Thursday, August 15, 2013

The Shadiest Ones Around

I was going to quit working as a School Psychologist in a particular district.  I didn't know if I'd find another school psychology job in the same state and was in a dilemma about what to do with my retirement funds.  So, I asked the Almighty.  I sensed I received an answer, but it was so unusual I found it hard to believe it really came from above.  "Should I take out my retirement funds when the required year of waiting is up, or should I leave them invested?"  The answer I discerned was that I had might as well take them out because the fund would be bankrupt in about three years.  I shared the information with the psychologist next to me.  He believed the only way that would happen would be if the whole country went bankrupt.

At the end of the year, I had decided to move to another state, so took out my funds.  I was gone about nine months at which time I missed family and friends so much I returned.  I had hardly gotten back before my bank and several others owned by the same group went "belly up".  My own funds, far less than $100,000, were protected, so my checking account barely felt the changeover.  However, the same group owned the banks where the retirement on my current job, as well as the retirement accounts for the teacher retirement funds, were both stashed.

The corporation that handled the bankruptcy procedures issued me several shares of stock, some common and some preferred, on the current account.  That made the mess look a whole lot better, right?  Except that a few months down the road, they offered me $15 to $16 for all of them.  Non negotiable.  Accept the offer or eat the loss.  Later, the same company -- handling the teachers' fund by now -- paid me $19 from the general slush fund.  This was more than I had been offered for a retirement account on an active job.

The reason given for the demise of the banks and my funds was bad real estate investments.  When I mentioned this to a relative, he said that it was more than bad investments -- fraud was involved.  Since I was working two jobs at the time, I didn't hear more about it.

Years down the line, I went to work for a catalog order company.  About two years into the job, rumors began that we would be offered an IRA or 401K plan.  The finalized plan offered to match 25 per cent of what we invested.

There were a lot of bitter feelings held by long-term employees at this workplace.  The owner apparently thought it was acceptable, if not downright cute, to be a shady individual.  At one time he had business cards printed with "The Shadiest Man In Town" under his name.  His employees found this extremely offensive.

When the business got into financial difficulty, he began passing some bad paychecks each payday.  He avoided dealing with annual raises by circulating notices that in lieu of raises, he would be paying fifty per cent matching on our retirement accounts.

At the same time he was passing bad paychecks, he was paying his wife $15,000 per week for running a spinoff company.  They were separated and divorcing.  He was buying an ocean worthy yacht for himself and a house for her.  Yep, he was preparing to file for bankruptcy.

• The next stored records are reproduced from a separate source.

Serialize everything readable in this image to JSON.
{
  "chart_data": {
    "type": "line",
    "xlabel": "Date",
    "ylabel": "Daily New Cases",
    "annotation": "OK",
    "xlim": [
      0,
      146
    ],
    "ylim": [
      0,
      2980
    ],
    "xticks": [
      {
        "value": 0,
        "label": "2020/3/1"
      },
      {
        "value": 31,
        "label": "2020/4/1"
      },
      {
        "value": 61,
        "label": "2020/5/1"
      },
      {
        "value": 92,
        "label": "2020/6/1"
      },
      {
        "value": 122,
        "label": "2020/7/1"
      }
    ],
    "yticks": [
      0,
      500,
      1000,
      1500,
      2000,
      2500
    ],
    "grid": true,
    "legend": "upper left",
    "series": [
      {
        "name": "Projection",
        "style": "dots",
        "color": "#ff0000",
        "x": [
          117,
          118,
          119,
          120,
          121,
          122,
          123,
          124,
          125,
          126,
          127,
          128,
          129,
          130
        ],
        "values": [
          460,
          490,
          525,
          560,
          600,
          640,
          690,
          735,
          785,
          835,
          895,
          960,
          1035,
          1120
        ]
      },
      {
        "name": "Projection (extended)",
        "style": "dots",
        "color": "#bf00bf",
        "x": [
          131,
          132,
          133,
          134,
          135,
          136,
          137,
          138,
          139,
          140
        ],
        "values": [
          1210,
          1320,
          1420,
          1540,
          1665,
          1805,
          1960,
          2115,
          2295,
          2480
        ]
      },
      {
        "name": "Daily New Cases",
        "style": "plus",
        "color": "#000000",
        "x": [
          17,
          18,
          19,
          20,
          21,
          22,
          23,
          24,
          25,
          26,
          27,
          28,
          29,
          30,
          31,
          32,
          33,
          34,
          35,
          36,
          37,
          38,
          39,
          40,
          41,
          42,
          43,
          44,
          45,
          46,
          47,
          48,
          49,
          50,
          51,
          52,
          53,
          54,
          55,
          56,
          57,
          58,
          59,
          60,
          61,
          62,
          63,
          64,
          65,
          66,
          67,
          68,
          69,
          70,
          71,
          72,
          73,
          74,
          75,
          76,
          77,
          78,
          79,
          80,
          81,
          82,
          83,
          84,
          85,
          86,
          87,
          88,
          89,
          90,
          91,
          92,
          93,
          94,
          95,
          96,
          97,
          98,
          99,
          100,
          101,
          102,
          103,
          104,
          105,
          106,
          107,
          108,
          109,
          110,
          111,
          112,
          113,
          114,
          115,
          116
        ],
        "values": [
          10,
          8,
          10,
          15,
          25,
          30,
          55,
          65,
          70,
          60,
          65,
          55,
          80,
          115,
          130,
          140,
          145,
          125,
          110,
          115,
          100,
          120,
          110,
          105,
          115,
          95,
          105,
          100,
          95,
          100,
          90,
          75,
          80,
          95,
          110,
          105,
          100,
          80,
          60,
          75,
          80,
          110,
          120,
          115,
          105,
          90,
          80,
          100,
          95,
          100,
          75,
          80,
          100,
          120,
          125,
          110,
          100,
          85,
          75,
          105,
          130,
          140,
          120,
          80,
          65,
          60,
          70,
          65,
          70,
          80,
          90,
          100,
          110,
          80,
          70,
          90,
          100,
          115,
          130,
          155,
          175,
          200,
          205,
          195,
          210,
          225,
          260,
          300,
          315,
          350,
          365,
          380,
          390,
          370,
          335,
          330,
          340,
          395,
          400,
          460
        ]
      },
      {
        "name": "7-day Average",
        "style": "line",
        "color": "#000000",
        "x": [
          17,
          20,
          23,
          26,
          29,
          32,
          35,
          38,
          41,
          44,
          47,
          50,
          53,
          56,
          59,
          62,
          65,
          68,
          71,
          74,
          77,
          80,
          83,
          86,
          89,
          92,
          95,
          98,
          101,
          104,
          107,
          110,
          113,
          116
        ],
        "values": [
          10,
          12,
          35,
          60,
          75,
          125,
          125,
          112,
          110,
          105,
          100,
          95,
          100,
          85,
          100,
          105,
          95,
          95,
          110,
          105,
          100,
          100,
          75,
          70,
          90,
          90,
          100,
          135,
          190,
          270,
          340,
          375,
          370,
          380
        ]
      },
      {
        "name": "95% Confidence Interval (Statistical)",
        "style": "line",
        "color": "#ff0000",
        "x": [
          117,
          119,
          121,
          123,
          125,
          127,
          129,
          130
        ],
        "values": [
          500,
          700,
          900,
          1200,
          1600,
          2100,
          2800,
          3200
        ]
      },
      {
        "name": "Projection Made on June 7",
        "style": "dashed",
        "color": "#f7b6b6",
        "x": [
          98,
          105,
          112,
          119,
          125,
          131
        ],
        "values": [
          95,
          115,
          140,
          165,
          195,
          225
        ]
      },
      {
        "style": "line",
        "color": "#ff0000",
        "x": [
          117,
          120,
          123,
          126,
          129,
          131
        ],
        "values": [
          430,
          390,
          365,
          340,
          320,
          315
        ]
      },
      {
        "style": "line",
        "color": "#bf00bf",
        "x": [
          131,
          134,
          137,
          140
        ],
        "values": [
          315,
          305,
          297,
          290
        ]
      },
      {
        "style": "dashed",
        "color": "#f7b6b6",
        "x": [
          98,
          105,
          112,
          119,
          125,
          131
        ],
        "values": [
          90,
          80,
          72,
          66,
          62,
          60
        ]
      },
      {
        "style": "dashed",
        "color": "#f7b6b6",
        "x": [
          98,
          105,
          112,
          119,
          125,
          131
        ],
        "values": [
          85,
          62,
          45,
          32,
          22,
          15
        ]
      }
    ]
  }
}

When we received our quarterly report on our retirement funds that October, my personal deposit showed only the amount of funds I had paid into it.  Worse, those funds had been divided between the column of my investment and the column the employer had supposedly invested.  I told colleagues to check their reports.  I called the insurance company.  They were clueless.  In effect, they had been asleep at the wheel and not even noticed he had failed to send his matching.  He had not even notified them he had increased the proposed amount of the matching.  Why should he?  He hadn't intended to turn it over anyway.  A check had been drawn in the correct amount, but he had refused to deliver it.

The company president, fearful for her own culpability, consulted a lawyer.  She was told to tell the owner to turn over the funds or she would quit.  He turned them over.  We got our correct amount and it was deposited in the correct columns.  Those who were not fully vested would not be losing any of their own money.

Within the month, the owners had made the decision to close the company.  Remember the spinoff company?  In a sudden change of behavior, those employees were offered medical insurance.  When an illness circulated through the building, grateful employees consulted doctors.  You guessed it!  The shadiest man in town hadn't been submitting the health insurance premiums either.

This kind of behavior is as rampant as a viral infection.  You've heard of Enron.  You know about Maadoff.  Recently a city filed for bankruptcy leaving the retirement of public servants in jeopardy.  There have been a lot of other such situations over many, many years.  It can happen in small or large settings.  The amoral custodians of people's futures think nothing of stealing their funds.  And now that element of people appears to be influencing the insurance programs (Social Security and Medicare) of millions of retirees.  Somebody with good morals needs to see these individuals are not allowed to continue to behave in this manner.  Perhaps they need to learn that being sly and cunning is not the same as being intelligent.  They also could benefit from learning that criminal behavior is criminal, not cute.

It's time for us as voters to look more carefully at the moral fiber of the individuals we elect.  Graft and cronyism are supposed to be things of the past.  We need to make sure they stay in the past.  And our media hawks should not permit it.